Representative Town Meetings aim at making local politics more direct and at including regular citizens, who do not represent a political party, into legislative processes. In contrast with normal open Town Meetings, they strive to be more representative of the local population by electing members from all precincts. They include members of the society, who do not just wish to speak or vote on one specific subject that directly affects their interests like in open Town Meetings, but people who commit to this legislative work for a longer period.

Participant Selection

Citizens who wish to be elected as member of a Representative Town Meeting usually face very low barriers to running for election. Sometimes they have to collect signatures from a low amount of other citizens in support of their candidacy. In other cases they just have to declare their willingness to run. This is followed by an election by all eligible citizens.

Deliberation, Decisions, and Public Interaction

Representative Town Meetings are usually moderated discussions with certain procedures and rules, like restricted speaking time, a restrictions of how many contributions each member can make on a certain topic, and an order of contributions. The agenda of meetings are set by a specific group of members forming a board with certain authorities.

A case study of a Representative Town Meeting is available here:

Analysis and Criticism

Representative Town Meetings are an interesting mixture of representative and participatory democratic elements. In a way, they are close to the original idea of parliament without factions and parties.

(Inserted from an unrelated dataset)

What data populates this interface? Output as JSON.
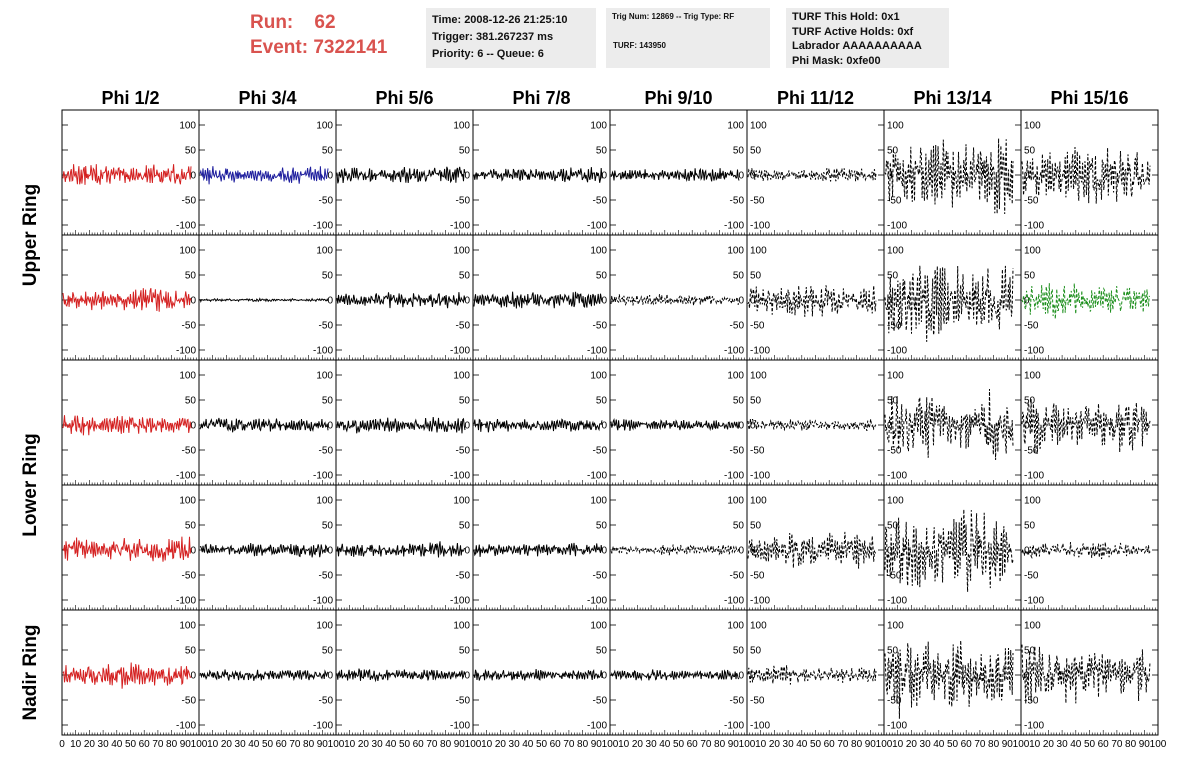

However, have some disadvantages. They are to a certain degree exclusive, as elected members tend to be more interested in politics, more educated, and more vocal than other citizens. Thus those with fewer educational resources and those who tend to be shy and less outspoken tend to be at a disadvantage. Jane Mansbridge (1983) showed in her study of a open Town Meeting that the tone in these meetings tended to be harsh at times and that many feared participation as they were scared to be laughed at or mocked. This held especially true for women. One might speculate that in Representative Town Meetings the tone might be more polite or civil as a certain honor comes with the election as member of this body. Nevertheless, exclusive tendencies persist.


Secondary Sources

Mansbridge, J. (1983). Beyond Adversary Democracy. Chicago: University of Chicago Press.